Both for some work, and now for a bit of peace of mind.
I don't like the idea that women are inherently more emotional than men. I was a really moody guy, but society didn't encourage me to show it. Since I've been a woman, I've cried plenty, but over things that I would've liked to feel okay crying about as a man. Since I am a woman, though, I now know there are certain things that set me off more than they would have as a man.
Last weekend, Mom and I ventured out to New Jersey for Jana's baby shower. Some of Jana's female friends, co-workers and relatives were there. The only one I had met before was Jana's mother, who I remembered from the wedding talking about how she always wanted a sister for Jana, a comment that baffled me then and unnerves me now. Jana has four brothers, all older, and her mother asked if I was single and thankfully the answer is no.
It was a nice event, I mingled some, but inevitably the large topic of conversation is babies. Up until now I've just thought of it as "Oh, I get to be Aunt Tori now, that's really cool." But suddenly I started thinking of it as "Someone I know is about to be a mom. Someone's gong to call her mom.
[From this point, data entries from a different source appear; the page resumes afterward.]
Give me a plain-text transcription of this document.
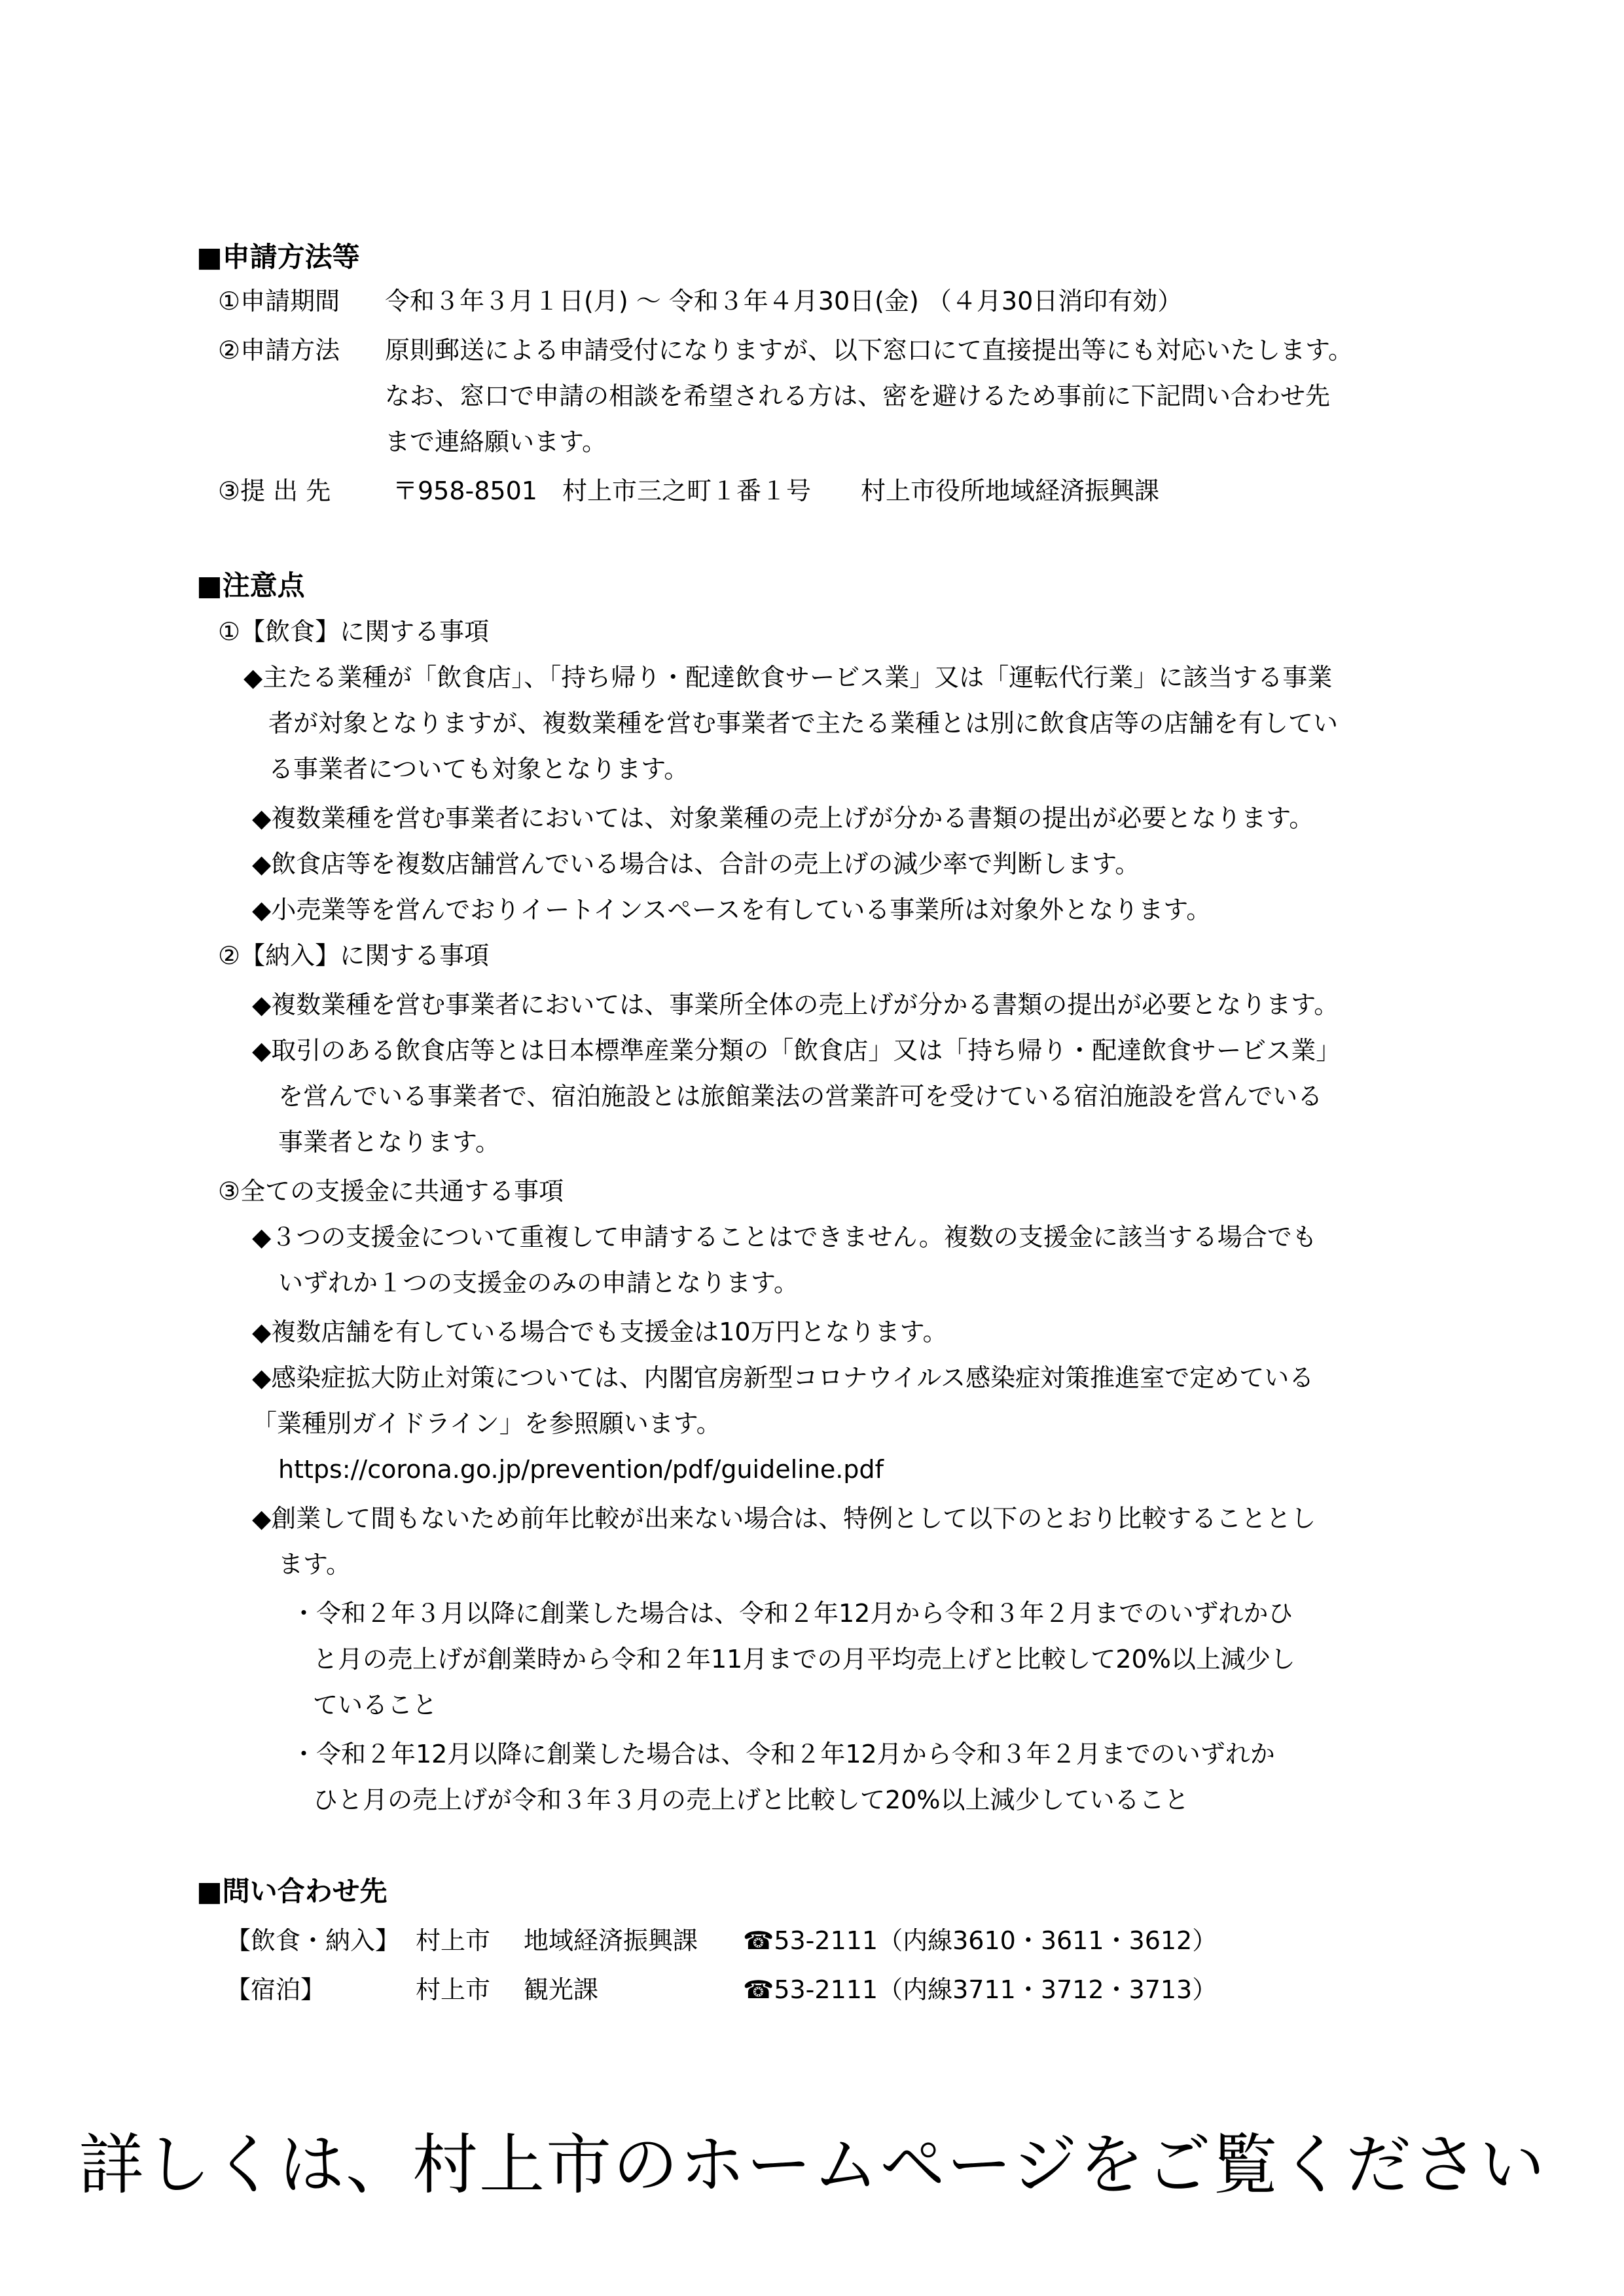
■申請方法等
①申請期間 令和３年３月１日(月) ～ 令和３年４月30日(金) （４月30日消印有効）
②申請方法 原則郵送による申請受付になりますが、以下窓口にて直接提出等にも対応いたします。
なお、窓口で申請の相談を希望される方は、密を避けるため事前に下記問い合わせ先
まで連絡願います。
③提 出 先 〒958-8501　村上市三之町１番１号　　村上市役所地域経済振興課
■注意点
①【飲食】に関する事項
◆主たる業種が「飲食店」、「持ち帰り・配達飲食サービス業」又は「運転代行業」に該当する事業
者が対象となりますが、複数業種を営む事業者で主たる業種とは別に飲食店等の店舗を有してい
る事業者についても対象となります。
◆複数業種を営む事業者においては、対象業種の売上げが分かる書類の提出が必要となります。
◆飲食店等を複数店舗営んでいる場合は、合計の売上げの減少率で判断します。
◆小売業等を営んでおりイートインスペースを有している事業所は対象外となります。
②【納入】に関する事項
◆複数業種を営む事業者においては、事業所全体の売上げが分かる書類の提出が必要となります。
◆取引のある飲食店等とは日本標準産業分類の「飲食店」又は「持ち帰り・配達飲食サービス業」
を営んでいる事業者で、宿泊施設とは旅館業法の営業許可を受けている宿泊施設を営んでいる
事業者となります。
③全ての支援金に共通する事項
◆３つの支援金について重複して申請することはできません。複数の支援金に該当する場合でも
いずれか１つの支援金のみの申請となります。
◆複数店舗を有している場合でも支援金は10万円となります。
◆感染症拡大防止対策については、内閣官房新型コロナウイルス感染症対策推進室で定めている
「業種別ガイドライン」を参照願います。
https://corona.go.jp/prevention/pdf/guideline.pdf
◆創業して間もないため前年比較が出来ない場合は、特例として以下のとおり比較することとし
ます。
・令和２年３月以降に創業した場合は、令和２年12月から令和３年２月までのいずれかひ
と月の売上げが創業時から令和２年11月までの月平均売上げと比較して20%以上減少し
ていること
・令和２年12月以降に創業した場合は、令和２年12月から令和３年２月までのいずれか
ひと月の売上げが令和３年３月の売上げと比較して20%以上減少していること
■問い合わせ先
【飲食・納入】 村上市 地域経済振興課 ☎53-2111（内線3610・3611・3612）
【宿泊】	村上市 観光課	☎53-2111（内線3711・3712・3713）
詳しくは、村上市のホームページをご覧ください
And someday... it might happen to me."
I never thought about kids when I was Cliff. I spent all those years dating a woman who wouldn't let me see her naked. We talked about getting married, but it was always somehow in the future, and I was frankly afraid of proposing, for reasons that turned out to be very appropriate. I thought being a dad might be cool but it never really seemed to be a pressing question.
And the same has been true of my life as Tori. Sometimes I make the joke, when I get my period, "Another month of beating the odds" (not really since we're really good with birth control.) As serious as Alex and I are, I have definitely eased off the commitment gas pedal, because I am not "that girl." Maybe we'll get married, and I guess if we do, kids are an option. No stress. Take it easy.
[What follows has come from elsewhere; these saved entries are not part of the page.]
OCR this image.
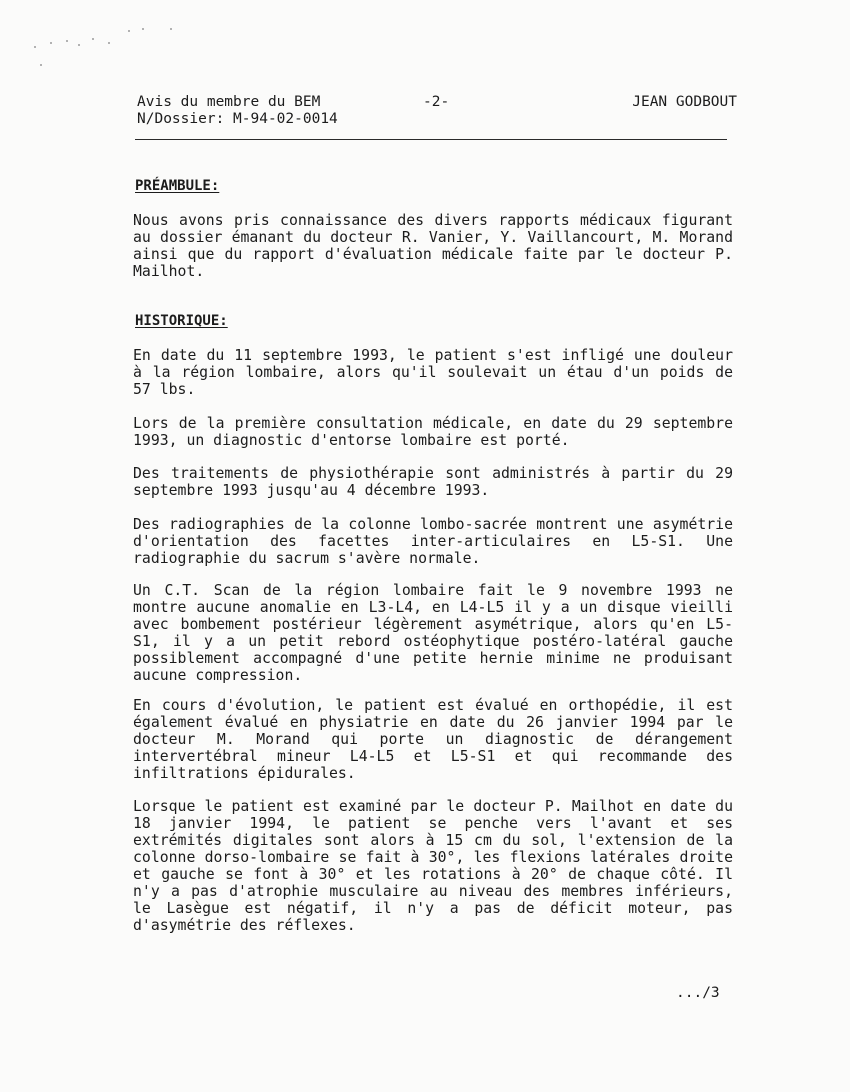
Avis du membre du BEM
N/Dossier: M-94-02-0014
-2-	JEAN GODBOUT
PRÉAMBULE:
Nous avons pris connaissance des divers rapports médicaux figurant au dossier émanant du docteur R. Vanier, Y. Vaillancourt, M. Morand ainsi que du rapport d'évaluation médicale faite par le docteur P. Mailhot.
HISTORIQUE:
En date du 11 septembre 1993, le patient s'est infligé une douleur à la région lombaire, alors qu'il soulevait un étau d'un poids de 57 lbs.
Lors de la première consultation médicale, en date du 29 septembre 1993, un diagnostic d'entorse lombaire est porté.
Des traitements de physiothérapie sont administrés à partir du 29 septembre 1993 jusqu'au 4 décembre 1993.
Des radiographies de la colonne lombo-sacrée montrent une asymétrie d'orientation des facettes inter-articulaires en L5-S1. Une radiographie du sacrum s'avère normale.
Un C.T. Scan de la région lombaire fait le 9 novembre 1993 ne montre aucune anomalie en L3-L4, en L4-L5 il y a un disque vieilli avec bombement postérieur légèrement asymétrique, alors qu'en L5-S1, il y a un petit rebord ostéophytique postéro-latéral gauche possiblement accompagné d'une petite hernie minime ne produisant aucune compression.
En cours d'évolution, le patient est évalué en orthopédie, il est également évalué en physiatrie en date du 26 janvier 1994 par le docteur M. Morand qui porte un diagnostic de dérangement intervertébral mineur L4-L5 et L5-S1 et qui recommande des infiltrations épidurales.
Lorsque le patient est examiné par le docteur P. Mailhot en date du 18 janvier 1994, le patient se penche vers l'avant et ses extrémités digitales sont alors à 15 cm du sol, l'extension de la colonne dorso-lombaire se fait à 30°, les flexions latérales droite et gauche se font à 30° et les rotations à 20° de chaque côté. Il n'y a pas d'atrophie musculaire au niveau des membres inférieurs, le Lasègue est négatif, il n'y a pas de déficit moteur, pas d'asymétrie des réflexes.
.../3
But then I got to this party and talked to some of these women. Some were young, and were looking forward to getting pregnant in the near future. Some were older and had kids, and shared their stories. And then some of them... these older women who never had kids, who had this air of disappointment about them, because of it. Women who got to their Fifties, never married, and then gave up.
I'm not saying I think that'll be me. I'm not saying I'm worried about never having kids if I want them. I'm saying suddenly I'm aware of the pressure women put on themselves... how many women define themselves by reproducing! It's insane. And guys just don't. Motherhood is seen by a lot of women as this sacred, important duty, and fatherhood is just something that happens. I worry about other women thinking negatively of me if I choose not to... and I worry about if I somehow can't. I don't know. It was all very confusing.
Later, I wanted to talk to Alex about it, but I couldn't outright have a conversation about wanting kids. I didn't want to scare him or anything. I didn't even want to talk about that. I just wanted some kind of reassurance.
Instead, when I got home, I went over to his place and I asked if he had given any more thought to living together. I felt like maybe I could that as a way of reassuring myself about the future.
"I have," he said. "I just don't see the rush. We're good the way we are, aren't we? We don't need to make it a big financial thing. You're a smart, independent woman. You don't need to depend on me."
I had absolutely no idea what he was going on about, whether it was my independence or his that he was really talking about. I spent all day imagining what it would be like to grow a person inside me, and then had to realize that my long term boyfriend doesn't think much of co-habitation.
I had a good cry that night.
The next day, I had a couple of job interviews. Sure, I'm in emotional turmoil, but I had to look good for my interviews. Straighten your hair, put on some eyeliner, perk up your boobs and wear some heels that make your butt look good: chances are, even if the interviewer isn't a man, they'll appreciate the effort.
Since none of the corporate jobs I envisioned are really hiring, I widened my search to the retail sector. I need to pay bills, even if it's bagging groceries. Fortunately, I won't be doing that. I got a job selling phones at the mall. I made it a point to do as much research as I could before I applied, and I think the owner (a man) liked the idea of getting some eye candy who could actually sell the phones. I start tomorrow, but I'm only booked for about 12 hours a week for the probation period, which means I'm still not covering everything.
Still... it'll keep my head above water for a bit longer.